You met the other members while protesting at the Republican National Convention in 2004. Do you think there is a higher expectation of your work among critics and fans because of the band’s politics?
Yeah, I think we met in part through activism, and while obviously we’re a band and not a political organization, each individual in the band brings a lot of passion for justice and activism. And that kind of work is a part of all of our lives so it’s definitely reflected in our music. It also provides an opportunity for fans and for critics and for press to engage with us about those issues, which I think for us are some of the most exciting parts about being activists that play music.
You tend to get a lot of critical comparison to the Portland-based ’90s indie band Sleater-Kinney. What is that like for you?
I think it’s great. I love Sleater-Kinney and I’m flattered to be compared to them. But at the same time I also hope that The Shondes can carve out our own name and sort of be in a musical context with bands like Sleater-Kinney and plenty of other bands and genres and types of music we draw from. I also hope that we can continue to become our own thing.
Do you think your politics or sound makes you different from other indie-punk bands in New York?
I hope it’s both. I think our sound is something we’re constantly working and building on. We’re trying to build on a number of different genres and a number of pieces of our own personal musical histories.
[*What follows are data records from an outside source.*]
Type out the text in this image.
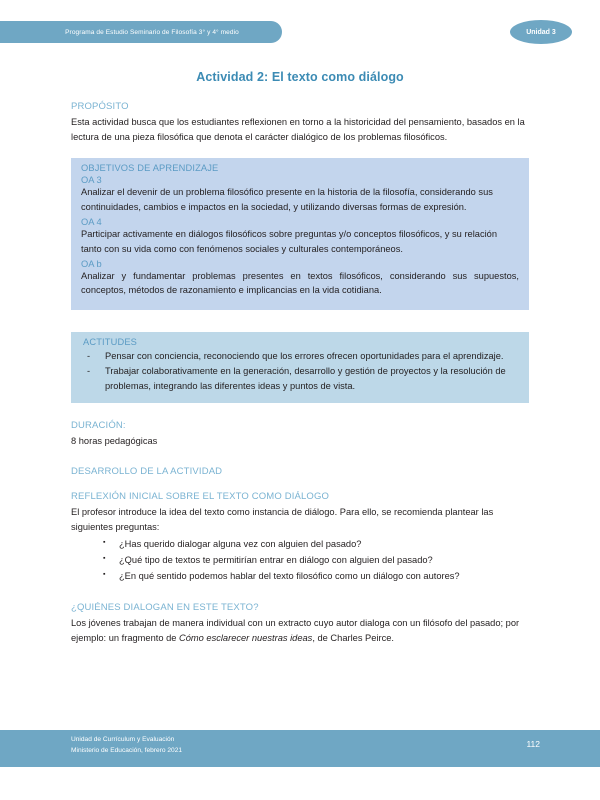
Programa de Estudio Seminario de Filosofía 3° y 4° medio	Unidad 3
Actividad 2: El texto como diálogo
PROPÓSITO
Esta actividad busca que los estudiantes reflexionen en torno a la historicidad del pensamiento, basados en la lectura de una pieza filosófica que denota el carácter dialógico de los problemas filosóficos.
OBJETIVOS DE APRENDIZAJE
OA 3

Analizar el devenir de un problema filosófico presente en la historia de la filosofía, considerando sus continuidades, cambios e impactos en la sociedad, y utilizando diversas formas de expresión.

OA 4

Participar activamente en diálogos filosóficos sobre preguntas y/o conceptos filosóficos, y su relación tanto con su vida como con fenómenos sociales y culturales contemporáneos.

OA b

Analizar y fundamentar problemas presentes en textos filosóficos, considerando sus supuestos, conceptos, métodos de razonamiento e implicancias en la vida cotidiana.

ACTITUDES
- Pensar con conciencia, reconociendo que los errores ofrecen oportunidades para el aprendizaje.
- Trabajar colaborativamente en la generación, desarrollo y gestión de proyectos y la resolución de problemas, integrando las diferentes ideas y puntos de vista.
DURACIÓN:
8 horas pedagógicas
DESARROLLO DE LA ACTIVIDAD
REFLEXIÓN INICIAL SOBRE EL TEXTO COMO DIÁLOGO
El profesor introduce la idea del texto como instancia de diálogo. Para ello, se recomienda plantear las siguientes preguntas:
▪ ¿Has querido dialogar alguna vez con alguien del pasado?
▪ ¿Qué tipo de textos te permitirían entrar en diálogo con alguien del pasado?
▪ ¿En qué sentido podemos hablar del texto filosófico como un diálogo con autores?
¿QUIÉNES DIALOGAN EN ESTE TEXTO?
Los jóvenes trabajan de manera individual con un extracto cuyo autor dialoga con un filósofo del pasado; por ejemplo: un fragmento de Cómo esclarecer nuestras ideas, de Charles Peirce.
Unidad de Currículum y Evaluación
Ministerio de Educación, febrero 2021
112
But it’s also super important for us to be talking about stuff we care about – and that’s not always grounded in indie music, but it definitely sometimes is. We want to keep company with bands that are pushing the boundaries on both genre and politics.
Talk about the name of the band.
“Shondes” is a Yiddish word that means “disgrace” or “outrage,” and for us that just describes the experience of maybe one of our grandparents. So it’s kind of a humorous, loving tribute to Yiddish and to the family, but also a reclaiming of a term that has often been called of people who first speak out in a way that’s unpopular about justice and whose identities aren’t necessarily widely accepted in the communities they come from.
Talk about playing in D.C. Is it a political space music-wise?
We’re really excited to kick off our tour in D.C. I’m originally from Silver Spring, Md., and went to school at the University of Maryland and I’m really excited to start out in the area. I came into a political identity around bands like Fugazi and local riot grrrl bands (a feminist punk movement started in the nineties) and bands that were making the kinds of music that said something. And as I learned more about that in my adult life I’m really proud to come from there (near Washington) and I’m psyched that we’re playing there.
-Interview conducted and condensed by Amanda Pacitti.